Pete Seeger and the meaning of patriotism

I wrote this post in February 2008 as Pete Seeger approached 90. With his death, there’ll be plenty of words written today about Seeger’s contribution to America, but — like the comments section in the original post — the ones that matter most are the ones that reveal whether we have yet to grasp what defines a good American.



A few weeks ago in this space, we kicked around the question of what defines patriotic. Unfortunately, the discussion was spawned by Michele Obama’s comments, and it’s near impossible to have a reflective conversation that’s not tainted by the passion of a current campaign.

As it happens, though, I stumbled across an American Masters documentary on PBS last night on Pete Seeger, who changed a lot about this country with a banjo and a song.

It came painfully says Seeger, now nearly 89, who acknowledges he still has some friends who are Communists. “I read their newspaper and there’s occasionally some good stories there. And I read the Wall Street Journal and occasionally they have some good stories there.”

His biographer noted that the FBI pursued Seeger until the only job he could get was singing to kids, said David Dunaway. “They never thought there’d be a problem with Pete Seeger singing to six year olds.

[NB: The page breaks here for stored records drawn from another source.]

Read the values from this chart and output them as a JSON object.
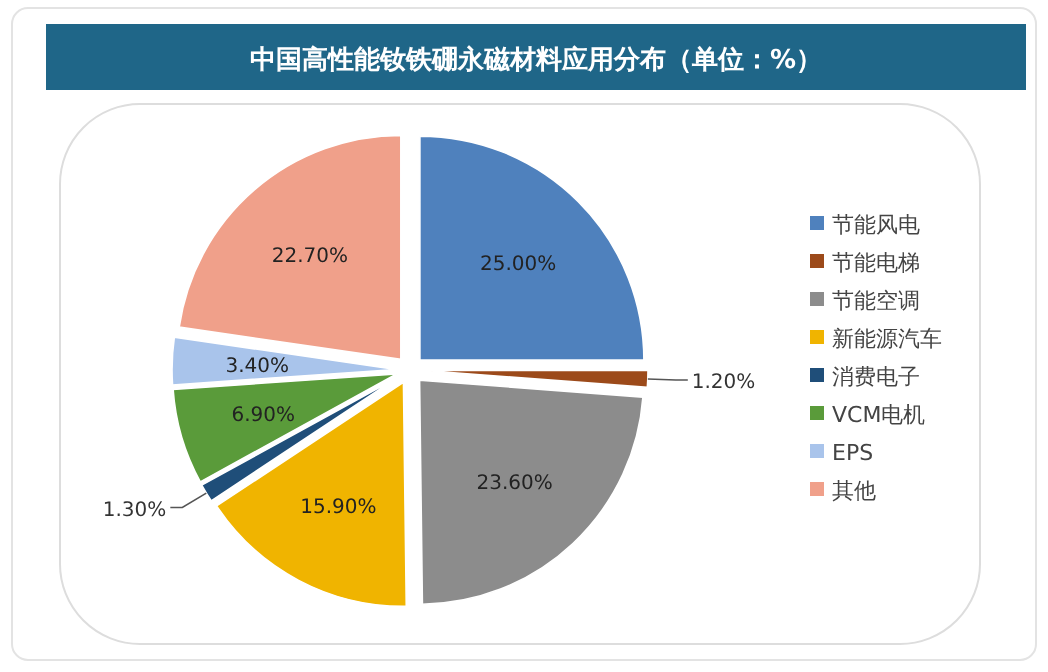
{
  "chart_data": {
    "type": "pie",
    "title": "中国高性能钕铁硼永磁材料应用分布（单位：%）",
    "categories": [
      "节能风电",
      "节能电梯",
      "节能空调",
      "新能源汽车",
      "消费电子",
      "VCM电机",
      "EPS",
      "其他"
    ],
    "values": [
      25.0,
      1.2,
      23.6,
      15.9,
      1.3,
      6.9,
      3.4,
      22.7
    ],
    "colors": [
      "#4f81bd",
      "#9c4a1a",
      "#8c8c8c",
      "#f0b400",
      "#1f4e79",
      "#5a9b3a",
      "#a9c4eb",
      "#f0a08a"
    ],
    "value_labels": [
      "25.00%",
      "1.20%",
      "23.60%",
      "15.90%",
      "1.30%",
      "6.90%",
      "3.40%",
      "22.70%"
    ],
    "legend": "right"
  }
}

Little did they know that out of that came not a subversive movement, but an American folk music revival that I think we have to give the FBI credit for helping to establish.”

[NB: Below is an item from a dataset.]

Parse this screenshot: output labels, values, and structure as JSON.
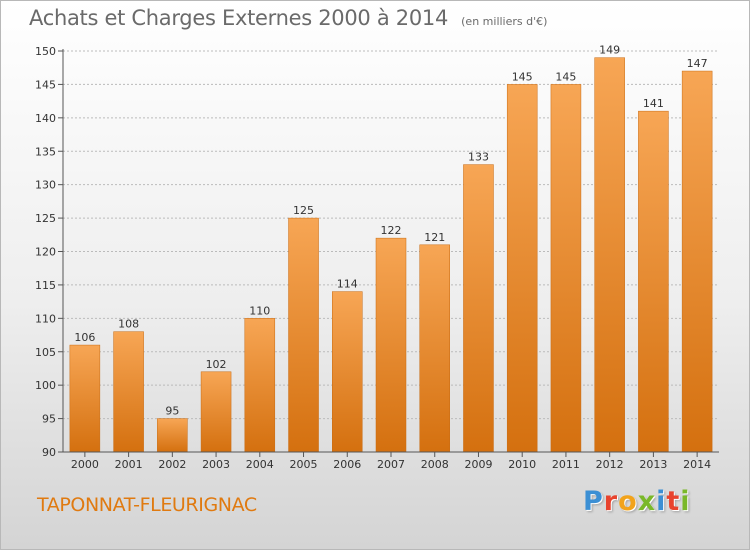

“My father was a total patriot and his patriotism was completely misunderstood,” his son said in the documentary.

Seeger also visited North Vietnam during the war, though anecdotal evidence suggests he’s not quite as reviled in some quarters (update to that link) today as Jane Fonda, who also visited Hanoi.

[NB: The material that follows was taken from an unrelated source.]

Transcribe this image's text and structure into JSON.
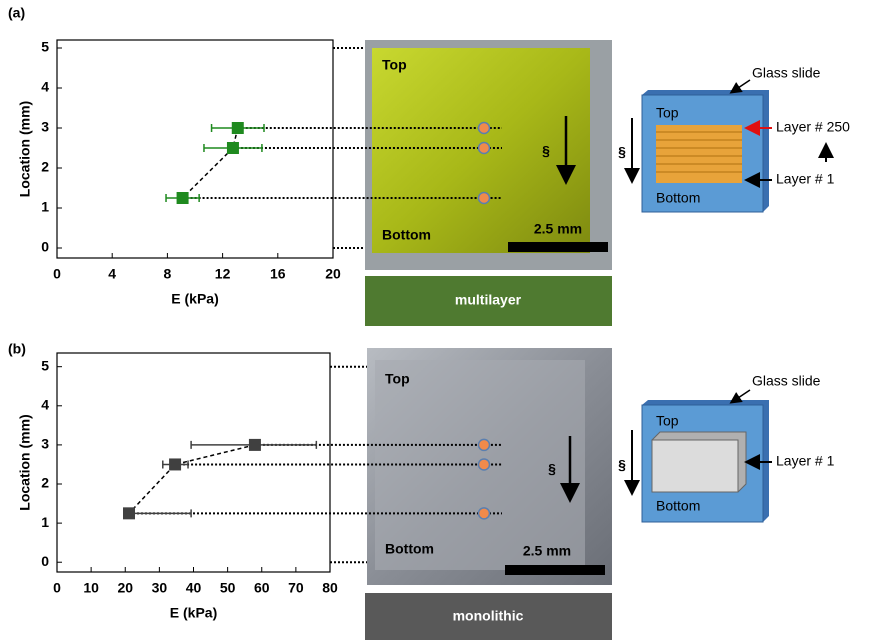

Lost amid the fog of age, however, is the role a TV variety show could play in political debate in the ’60s. In November 1967, the height of the Vietnam War, the Smothers Brothers invited Seeger on their show (he hadn’t been allowed on TV in more than a decade), in which he sang “Waist Deep in the Big Muddy.” It was censored by CBS. The Smothers Brothers protested, and he was allowed back to sing it again He set the audience up with 4 minutes of traditional folk music considered acceptable, and then hit them with one of the most powerful — if forgotten — moments in the history of television.

Well, I’m not going to point any moral;

I’ll leave that for yourself

Maybe you’re still walking, you’re still talking

You’d like to keep your health.

But every time I read the papers

That old feeling comes on;

We’re — waist deep in the Big Muddy

And the big fool says to push on.

Pete Seeger still stands on a street corner of his town in upstate New York, holding up a sign that says “Peace,” and people still drive by wondering why one person thinks he can change the world.